Fi sighed and hugged her knees tightly. ‘Well, like me, Mary couldn’t swim. He got that bit right, at least. They all used to go swimming in the lake and take boats out, even at night, with candles and stuff, but I’d never go. Water scares me, particularly when I can’t see what’s at the bottom. They used to make fun of me but I paid no notice. I suppose Joe just took parts of me, but gave me a fictionalised ending. I hope to God I never drown.’

She looked at Fi questioningly. ‘Why does Mary decide to go to the lake? She tries to get Jonah to go with her but he doesn’t want to, and in a fit of pique or something she goes off by herself.
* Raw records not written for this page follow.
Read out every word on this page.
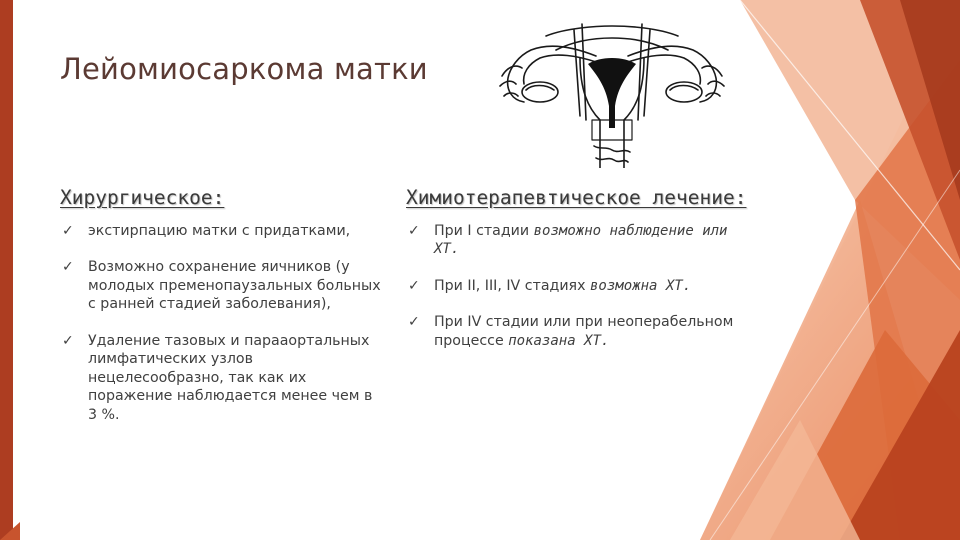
Лейомиосаркома матки
Хирургическое:
✓ экстирпацию матки с придатками,
✓ Возможно сохранение яичников (у молодых пременопаузальных больных с ранней стадией заболевания),
✓ Удаление тазовых и парааортальных лимфатических узлов нецелесообразно, так как их поражение наблюдается менее чем в 3 %.
Химиотерапевтическое лечение:
✓ При I стадии возможно наблюдение или ХТ.
✓ При II, III, IV стадиях возможна ХТ.
✓ При IV стадии или при неоперабельном процессе показана ХТ.
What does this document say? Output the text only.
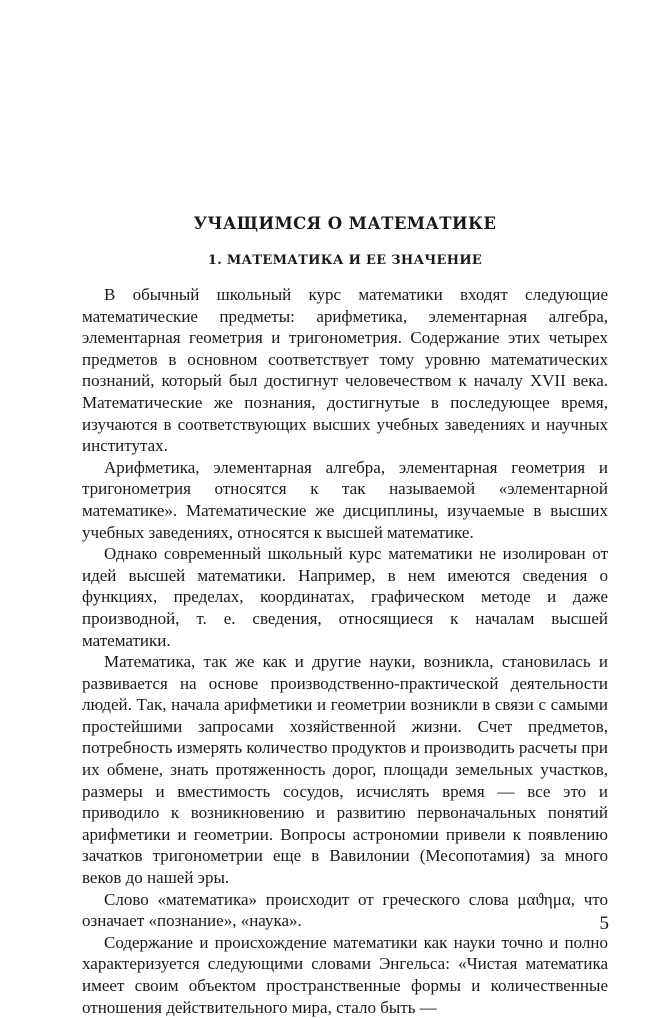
УЧАЩИМСЯ О МАТЕМАТИКЕ
1. МАТЕМАТИКА И ЕЕ ЗНАЧЕНИЕ

В обычный школьный курс математики входят следующие математические предметы: арифметика, элементарная алгебра, элементарная геометрия и тригонометрия. Содержание этих четырех предметов в основном соответствует тому уровню математических познаний, который был достигнут человечеством к началу XVII века. Математические же познания, достигнутые в последующее время, изучаются в соответствующих высших учебных заведениях и научных институтах.

Арифметика, элементарная алгебра, элементарная геометрия и тригонометрия относятся к так называемой «элементарной математике». Математические же дисциплины, изучаемые в высших учебных заведениях, относятся к высшей математике.

Однако современный школьный курс математики не изолирован от идей высшей математики. Например, в нем имеются сведения о функциях, пределах, координатах, графическом методе и даже производной, т. е. сведения, относящиеся к началам высшей математики.

Математика, так же как и другие науки, возникла, становилась и развивается на основе производственно-практической деятельности людей. Так, начала арифметики и геометрии возникли в связи с самыми простейшими запросами хозяйственной жизни. Счет предметов, потребность измерять количество продуктов и производить расчеты при их обмене, знать протяженность дорог, площади земельных участков, размеры и вместимость сосудов, исчислять время — все это и приводило к возникновению и развитию первоначальных понятий арифметики и геометрии. Вопросы астрономии привели к появлению зачатков тригонометрии еще в Вавилонии (Месопотамия) за много веков до нашей эры.

Слово «математика» происходит от греческого слова μαϑημα, что означает «познание», «наука».

Содержание и происхождение математики как науки точно и полно характеризуется следующими словами Энгельса: «Чистая математика имеет своим объектом пространственные формы и количественные отношения действительного мира, стало быть —

5
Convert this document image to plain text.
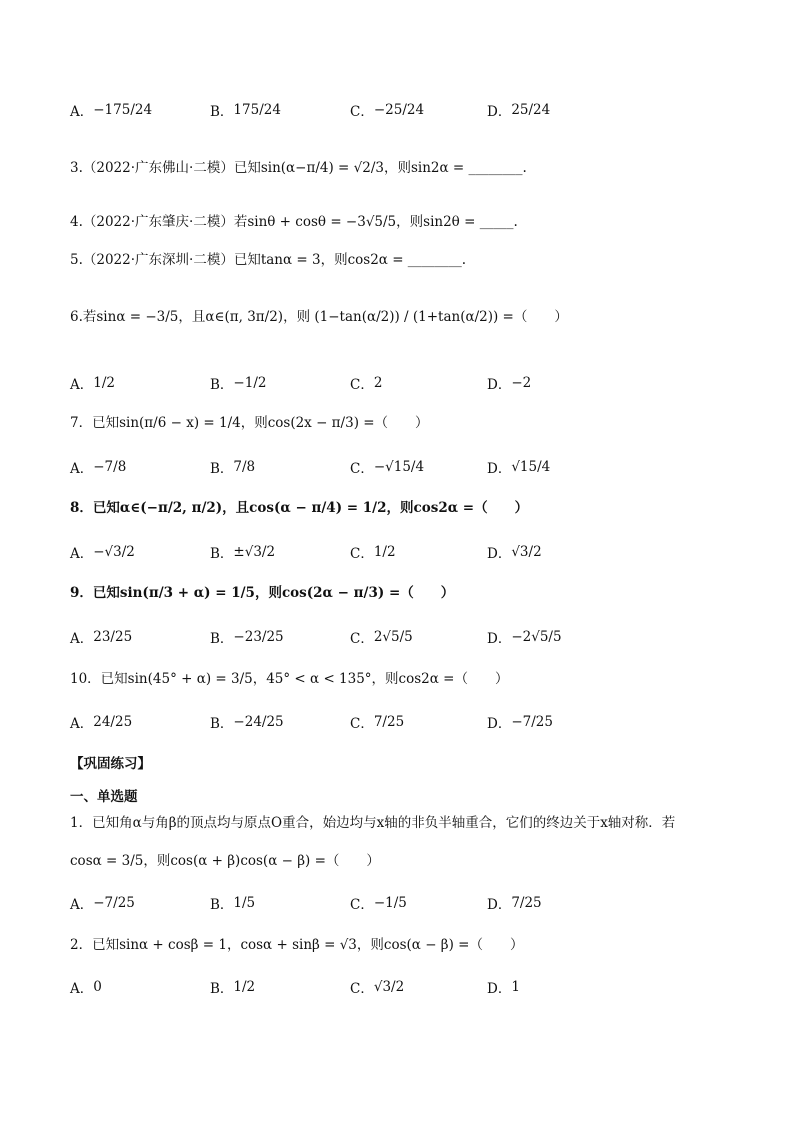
A． −175/24	B． 175/24	C． −25/24	D． 25/24
3.（2022·广东佛山·二模）已知sin(α−π/4) = √2/3，则sin2α = ________.
4.（2022·广东肇庆·二模）若sinθ + cosθ = −3√5/5，则sin2θ = _____.
5.（2022·广东深圳·二模）已知tanα = 3，则cos2α = ________.
6.若sinα = −3/5，且α∈(π, 3π/2)，则 (1−tan(α/2)) / (1+tan(α/2)) =（　　）
A． 1/2	B． −1/2	C． 2	D． −2
7．已知sin(π/6 − x) = 1/4，则cos(2x − π/3) =（　　）
A． −7/8	B． 7/8	C． −√15/4	D． √15/4
8．已知α∈(−π/2, π/2)，且cos(α − π/4) = 1/2，则cos2α =（　　）
A． −√3/2	B． ±√3/2	C． 1/2	D． √3/2
9．已知sin(π/3 + α) = 1/5，则cos(2α − π/3) =（　　）
A． 23/25	B． −23/25	C． 2√5/5	D． −2√5/5
10．已知sin(45° + α) = 3/5，45° < α < 135°，则cos2α =（　　）
A． 24/25	B． −24/25	C． 7/25	D． −7/25
【巩固练习】
一、单选题
1．已知角α与角β的顶点均与原点O重合，始边均与x轴的非负半轴重合，它们的终边关于x轴对称．若
cosα = 3/5，则cos(α + β)cos(α − β) =（　　）
A． −7/25	B． 1/5	C． −1/5	D． 7/25
2．已知sinα + cosβ = 1，cosα + sinβ = √3，则cos(α − β) =（　　）
A． 0	B． 1/2	C． √3/2	D． 1
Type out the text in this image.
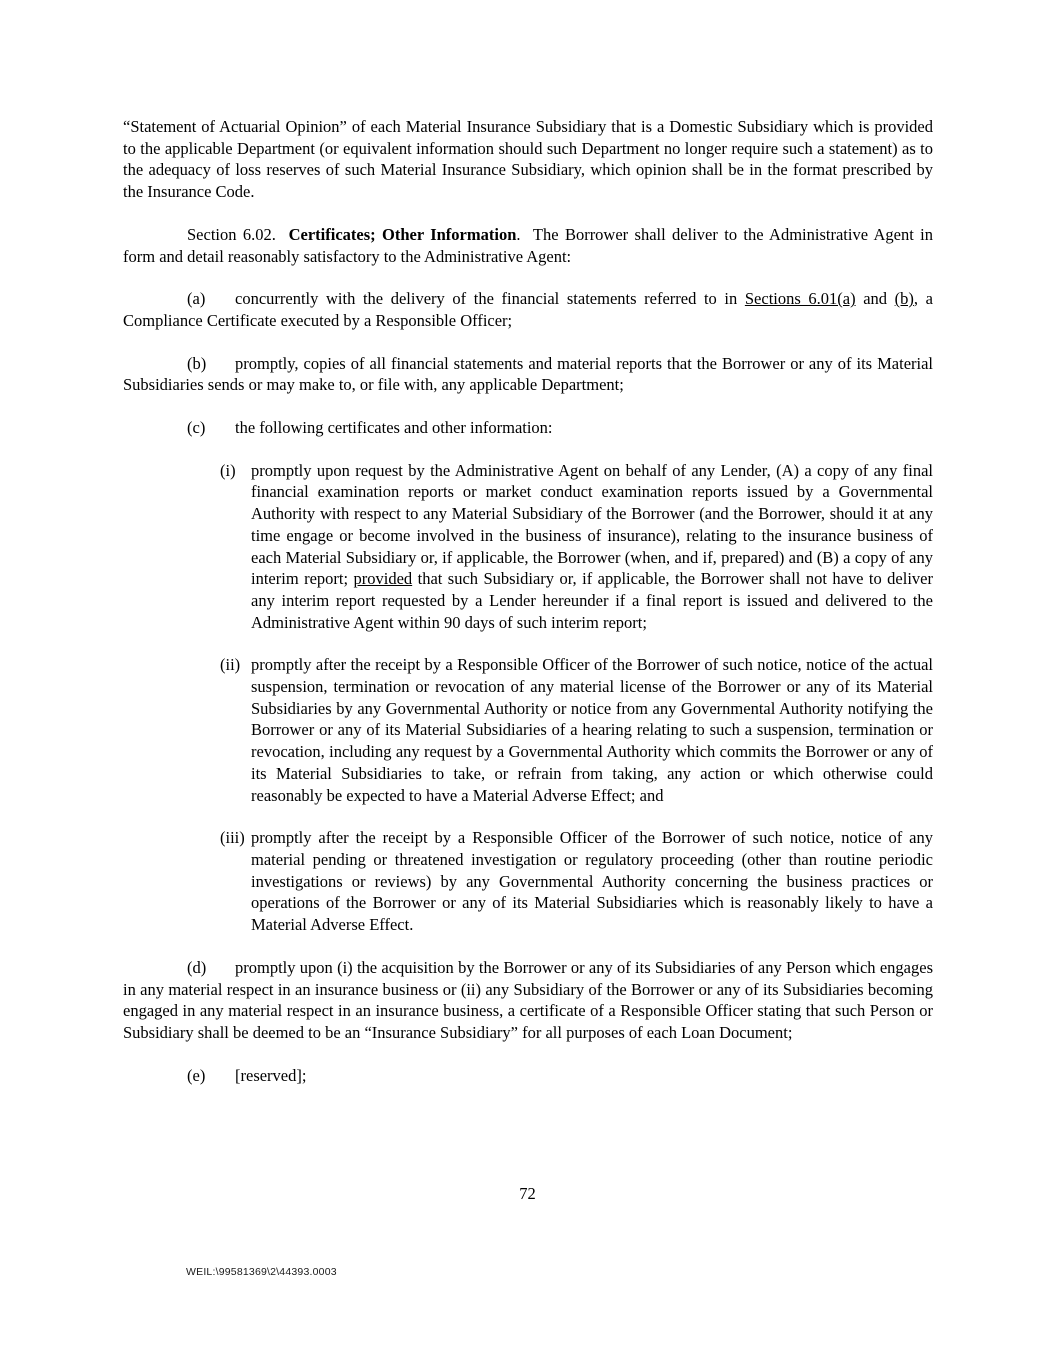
“Statement of Actuarial Opinion” of each Material Insurance Subsidiary that is a Domestic Subsidiary which is provided to the applicable Department (or equivalent information should such Department no longer require such a statement) as to the adequacy of loss reserves of such Material Insurance Subsidiary, which opinion shall be in the format prescribed by the Insurance Code.

Section 6.02.  Certificates; Other Information.  The Borrower shall deliver to the Administrative Agent in form and detail reasonably satisfactory to the Administrative Agent:

(a) concurrently with the delivery of the financial statements referred to in Sections 6.01(a) and (b), a Compliance Certificate executed by a Responsible Officer;

(b) promptly, copies of all financial statements and material reports that the Borrower or any of its Material Subsidiaries sends or may make to, or file with, any applicable Department;

(c) the following certificates and other information:

(i) promptly upon request by the Administrative Agent on behalf of any Lender, (A) a copy of any final financial examination reports or market conduct examination reports issued by a Governmental Authority with respect to any Material Subsidiary of the Borrower (and the Borrower, should it at any time engage or become involved in the business of insurance), relating to the insurance business of each Material Subsidiary or, if applicable, the Borrower (when, and if, prepared) and (B) a copy of any interim report; provided that such Subsidiary or, if applicable, the Borrower shall not have to deliver any interim report requested by a Lender hereunder if a final report is issued and delivered to the Administrative Agent within 90 days of such interim report;

(ii) promptly after the receipt by a Responsible Officer of the Borrower of such notice, notice of the actual suspension, termination or revocation of any material license of the Borrower or any of its Material Subsidiaries by any Governmental Authority or notice from any Governmental Authority notifying the Borrower or any of its Material Subsidiaries of a hearing relating to such a suspension, termination or revocation, including any request by a Governmental Authority which commits the Borrower or any of its Material Subsidiaries to take, or refrain from taking, any action or which otherwise could reasonably be expected to have a Material Adverse Effect; and

(iii) promptly after the receipt by a Responsible Officer of the Borrower of such notice, notice of any material pending or threatened investigation or regulatory proceeding (other than routine periodic investigations or reviews) by any Governmental Authority concerning the business practices or operations of the Borrower or any of its Material Subsidiaries which is reasonably likely to have a Material Adverse Effect.

(d) promptly upon (i) the acquisition by the Borrower or any of its Subsidiaries of any Person which engages in any material respect in an insurance business or (ii) any Subsidiary of the Borrower or any of its Subsidiaries becoming engaged in any material respect in an insurance business, a certificate of a Responsible Officer stating that such Person or Subsidiary shall be deemed to be an “Insurance Subsidiary” for all purposes of each Loan Document;

(e) [reserved];

72
WEIL:\99581369\2\44393.0003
I got the impression she and Jonah were more than just friends, at least on his side.’

Fi shook her head and smiled. ‘I’m not quite sure why Joe put that in. He never fancied me, I know.’

‘OK . . . In the book you see her walk out the door, leaving them all behind sitting around drinking, and next thing they know someone else goes out and finds Mary floating in the water dead. She’s fully dressed, so why is she in the water? There’s no explanation. Did she hit her head, did she slip . . . ?’

Fi shrugged. ‘That’s the detective in you coming out. It didn’t bother me, not knowing precisely. It’s just one of those sad, inexplicable things, like when a toddler drowns in a pond. It’s just an accident. The point is the effect it has on everyone else, in particular Jonah. It’s what tips him over the edge. I asked him why Mary had to die, but he told me it worked better that way.’